I am a child of the 80's so I got to grow up in arguably the best decade for action movies. The 80's produced some of the best action movies of all time and created stars out of Arnold Schwarzenegger and Sylvester Stallone. Among all of these muscle bound actors was an unlikely candidate for action star of the decade: Bruce Willis. Willis came from a tv sitcom background when the first Die Hard was released and it seemed unlikely that he would be able to carry a big Hollywood action movie.
Willis surprised everyone with his portrayal of John McClane, a New York detective who finds himself in the wrong place at the wrong time. McClane is a normal cop who has to do some extraordinary things to save a group of hostages, including his wife, from one of the best villains of all time, Hans Gruber. Willis takes McClane and turns him into a badass. Smoking, cursing, and being a wiseass are what McClane is all about and Willis makes the most out of the character. There is a lot of stuff that happens to McClane and it is believable because Willis is believable. McClane comes across as your average cop and if the filmmakers had cast a Schwarzenegger or a Stallone then the believability would have gone out the window.
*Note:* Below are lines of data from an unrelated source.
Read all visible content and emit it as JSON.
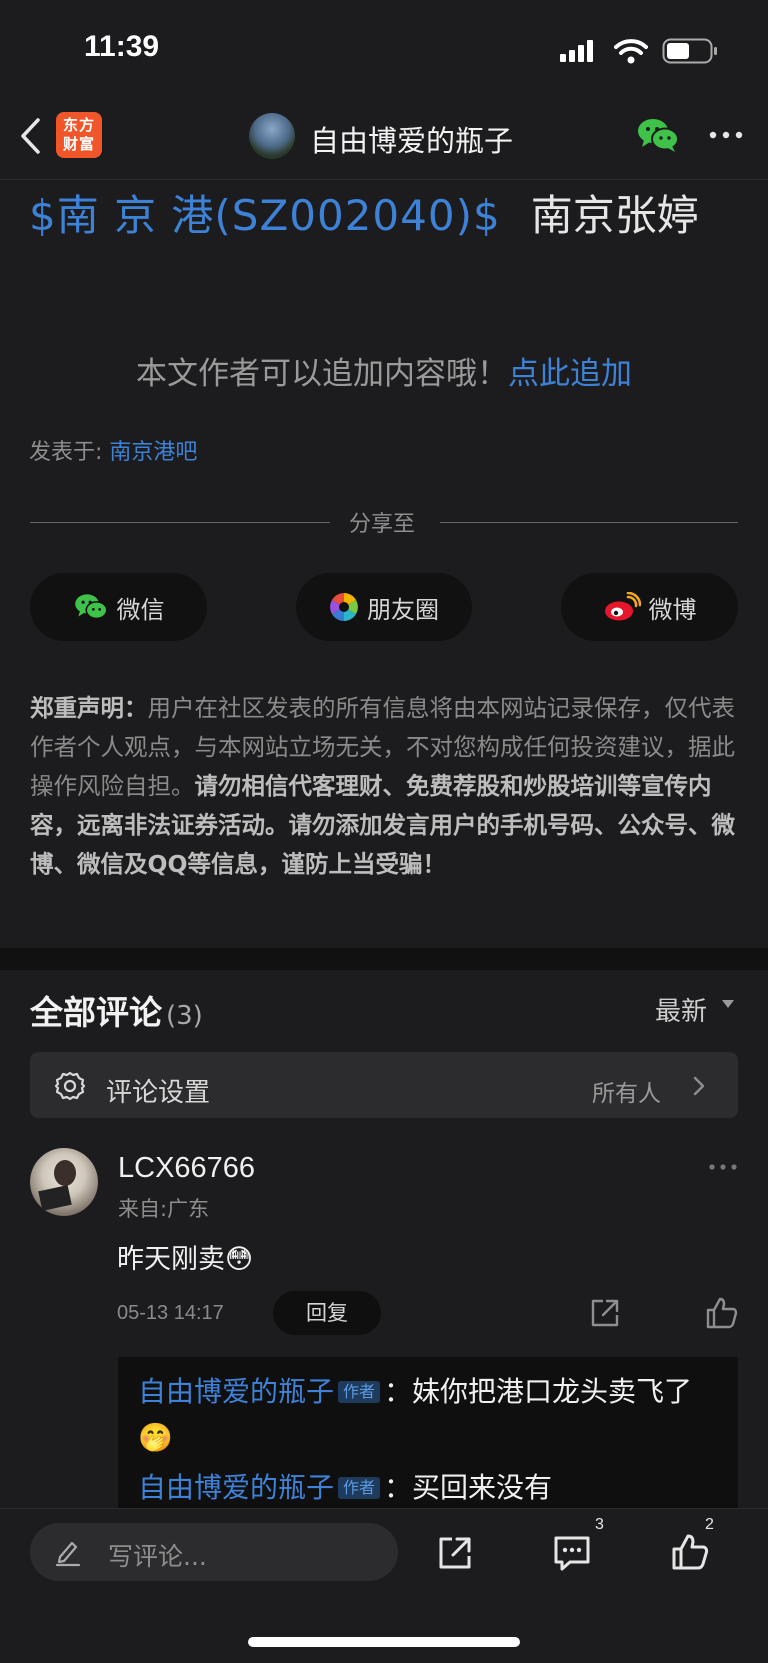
{
  "status_bar": {
    "time": "11:39"
  },
  "header": {
    "app_logo_text": "东方财富",
    "title": "自由博爱的瓶子"
  },
  "article": {
    "stock_link": "$南 京 港(SZ002040)$",
    "stock_suffix": "南京张婷",
    "append_prompt": "本文作者可以追加内容哦！",
    "append_link": "点此追加",
    "posted_label": "发表于:",
    "posted_forum": "南京港吧"
  },
  "share": {
    "label": "分享至",
    "buttons": [
      {
        "label": "微信",
        "icon": "wechat-icon"
      },
      {
        "label": "朋友圈",
        "icon": "moments-icon"
      },
      {
        "label": "微博",
        "icon": "weibo-icon"
      }
    ]
  },
  "disclaimer": {
    "heading": "郑重声明：",
    "text": "用户在社区发表的所有信息将由本网站记录保存，仅代表作者个人观点，与本网站立场无关，不对您构成任何投资建议，据此操作风险自担。",
    "bold_text": "请勿相信代客理财、免费荐股和炒股培训等宣传内容，远离非法证券活动。请勿添加发言用户的手机号码、公众号、微博、微信及QQ等信息，谨防上当受骗！"
  },
  "comments": {
    "title": "全部评论",
    "count": "(3)",
    "sort": "最新",
    "settings_label": "评论设置",
    "settings_value": "所有人",
    "items": [
      {
        "user": "LCX66766",
        "location": "来自:广东",
        "text": "昨天刚卖",
        "emoji": "😳",
        "time": "05-13 14:17",
        "reply_label": "回复",
        "replies": [
          {
            "user": "自由博爱的瓶子",
            "tag": "作者",
            "text": "妹你把港口龙头卖飞了",
            "emoji": "🤭"
          },
          {
            "user": "自由博爱的瓶子",
            "tag": "作者",
            "text": "买回来没有"
          }
        ]
      }
    ]
  },
  "bottom_bar": {
    "input_placeholder": "写评论...",
    "comment_count": "3",
    "like_count": "2"
  },
  "colors": {
    "background": "#1c1c1e",
    "link_blue": "#3d82d6",
    "wechat_green": "#3fc24a",
    "logo_orange": "#f0562a"
  }
}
You see, Die Hard is a pretty realistic movie. The terrorists enter the Nokatomi building in a very real and believable way. Hans Gruber isn't a mad man but a man who is in total control until McClane messes that up for him. McClane has to deal with the fact that he has to act as a one man army in order to rescue the hostages. He has no help at first and has to devise various plans in order to get the things that he needs. When McClane gets the chance to alert the L.A.P.D., he does so at first with a professional courtesy. But when no one will listens to them he decides to drop one of the terrorists that he has killed onto a police car below.
This action has well as other actions that McClane comes up with seem natural. Watching the movie one could say to themselves "I might do that." This makes McClane believable as a human being. There is the famous scene where McClane is trapped by Gruber and one of his henchmen and they break all the glass around McClane by shooting it. In any other action movie the star would run across the glass but not be all that hurt by it. And because he wouldn't be hurt by it, the movie would forget about it and move on. Here McClane is hurt and there is a whole scene where is taking the glass out of his feet while he talks to another cop via walkie talkie.
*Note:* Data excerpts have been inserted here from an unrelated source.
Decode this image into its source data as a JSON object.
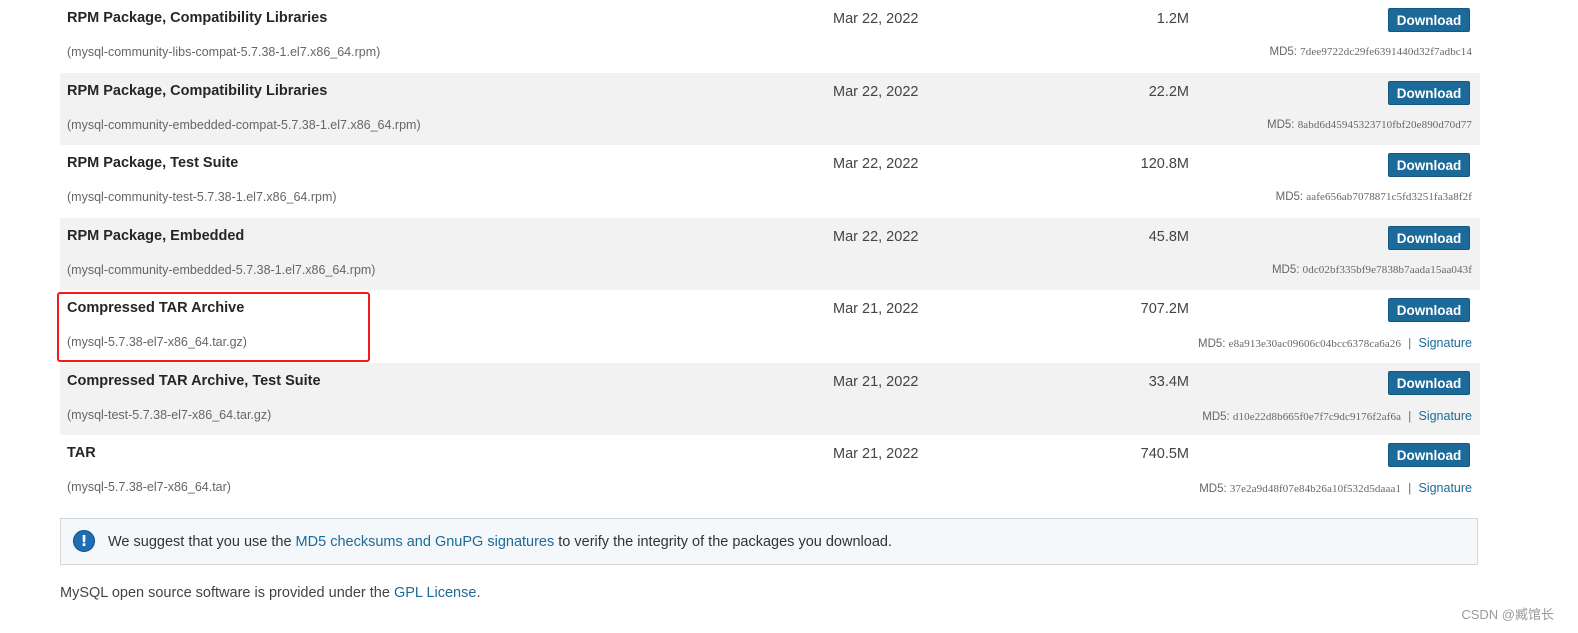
{
  "packages": [
    {
      "title": "RPM Package, Compatibility Libraries",
      "file": "(mysql-community-libs-compat-5.7.38-1.el7.x86_64.rpm)",
      "date": "Mar 22, 2022",
      "size": "1.2M",
      "download_label": "Download",
      "md5_label": "MD5:",
      "md5": "7dee9722dc29fe6391440d32f7adbc14",
      "signature_label": ""
    },
    {
      "title": "RPM Package, Compatibility Libraries",
      "file": "(mysql-community-embedded-compat-5.7.38-1.el7.x86_64.rpm)",
      "date": "Mar 22, 2022",
      "size": "22.2M",
      "download_label": "Download",
      "md5_label": "MD5:",
      "md5": "8abd6d45945323710fbf20e890d70d77",
      "signature_label": ""
    },
    {
      "title": "RPM Package, Test Suite",
      "file": "(mysql-community-test-5.7.38-1.el7.x86_64.rpm)",
      "date": "Mar 22, 2022",
      "size": "120.8M",
      "download_label": "Download",
      "md5_label": "MD5:",
      "md5": "aafe656ab7078871c5fd3251fa3a8f2f",
      "signature_label": ""
    },
    {
      "title": "RPM Package, Embedded",
      "file": "(mysql-community-embedded-5.7.38-1.el7.x86_64.rpm)",
      "date": "Mar 22, 2022",
      "size": "45.8M",
      "download_label": "Download",
      "md5_label": "MD5:",
      "md5": "0dc02bf335bf9e7838b7aada15aa043f",
      "signature_label": ""
    },
    {
      "title": "Compressed TAR Archive",
      "file": "(mysql-5.7.38-el7-x86_64.tar.gz)",
      "date": "Mar 21, 2022",
      "size": "707.2M",
      "download_label": "Download",
      "md5_label": "MD5:",
      "md5": "e8a913e30ac09606c04bcc6378ca6a26",
      "signature_label": "Signature"
    },
    {
      "title": "Compressed TAR Archive, Test Suite",
      "file": "(mysql-test-5.7.38-el7-x86_64.tar.gz)",
      "date": "Mar 21, 2022",
      "size": "33.4M",
      "download_label": "Download",
      "md5_label": "MD5:",
      "md5": "d10e22d8b665f0e7f7c9dc9176f2af6a",
      "signature_label": "Signature"
    },
    {
      "title": "TAR",
      "file": "(mysql-5.7.38-el7-x86_64.tar)",
      "date": "Mar 21, 2022",
      "size": "740.5M",
      "download_label": "Download",
      "md5_label": "MD5:",
      "md5": "37e2a9d48f07e84b26a10f532d5daaa1",
      "signature_label": "Signature"
    }
  ],
  "separator": "|",
  "notice": {
    "icon": "info-exclamation-icon",
    "prefix": "We suggest that you use the ",
    "link": "MD5 checksums and GnuPG signatures",
    "suffix": " to verify the integrity of the packages you download."
  },
  "license": {
    "prefix": "MySQL open source software is provided under the ",
    "link": "GPL License",
    "suffix": "."
  },
  "watermark": "CSDN @臧馆长",
  "colors": {
    "button": "#1c6a99",
    "link": "#1c6a99",
    "highlight": "#ee1c1c",
    "alt_row": "#f2f2f2"
  }
}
The movie doesn't make light of the bad guys either. Hans Gruber is a man on a mission and he will do anything in order to accomplish that mission. Gruber doesn't lose his cool when McClane starts fucking up his plan. He just rolls with the punches. It isn't until the end when Gruber starts to show strain and we all know what happens after that. Alan Rickman brings a cool and calm to Gruber. Rickman could have very easily made Gruber a raving psycho, but by playing him as a confident bad guy he elevates Gruber to icon status.
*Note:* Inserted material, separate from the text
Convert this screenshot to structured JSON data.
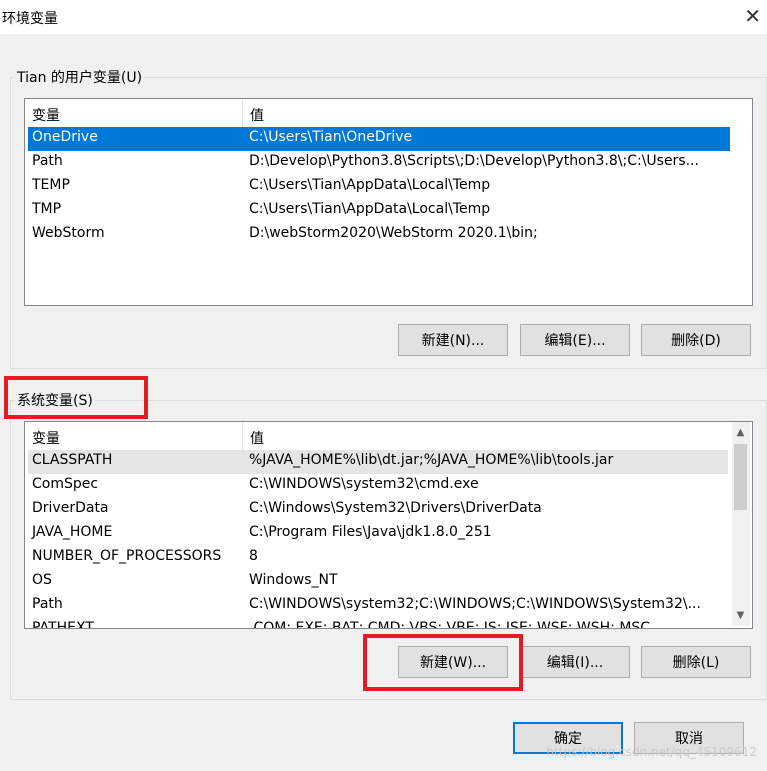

The movie is superbly directed by John McTiernan. You have to remember that this movie came out in the 80's when it was fashionable to have a classy, well-made action movie. None of this hyperkinetic editing, with shots lasting for mere seconds before it cuts to the next shot. McTiernan makes every scene seem like it should follow the previous scene and applies a steady hand when it comes to the pacing. This movie is very well paced with plenty of down time between the action scenes. This down time serves as a break from the action as well as time to get to know the characters.
McTiernan had just come off of another classic action movie, Predator, and here he shows that he can bring a sense of class to an action movie that may not have been brought by another director. He doesn't over edit the movie and you can tell what is going on. Instead of using a handheld camera, like so many directors nowadays seem obsessed with, McTiernan long takes, beautifully composed shots, and dolly shots that follow the actors, not just the action.
Most directors today believe that audiences are stupid and have short attention spans. So instead of bringing the audience along for the ride or emersing them in the movie, directors assault the audience with a borage of images that leave the audience asking "what is going on?" rather than getting involved with the movie. A director like Michael Bay will spend hours upon hours setting up and shooting a shot that will end up lasting half a second on screen. If you blink you might miss the shot.
Back in the 80's there was almost none of this. Sure there was "quick editing", but that would be reserved for a handful of shots. Most of the "style" came from what was in front of the camera, not from behind it. The shots did not call attention to themselves unless that was the director's intent. Nowadays audiences find movie that like Die Hard or Predator boring because they are not edited by a man who very well be a crackhead.
Needless to say, Die Hard is one of the best action movies ever made. It would lead the way for other action movies, not only in those movie's desires to copy the forumla, (in the late 80's and early 90's many action movies were referred to as "Die Hard on a ______". The blank was filled in with a place like a boat or a train. There was even a movie called Executive Decision that was called "Die Hard on a plane"), but also in terms of characters. There were more badass one man army-type movies being made. Some of these movies were good. Some of them were not. We have Die Hard to thank and to blame for all of them.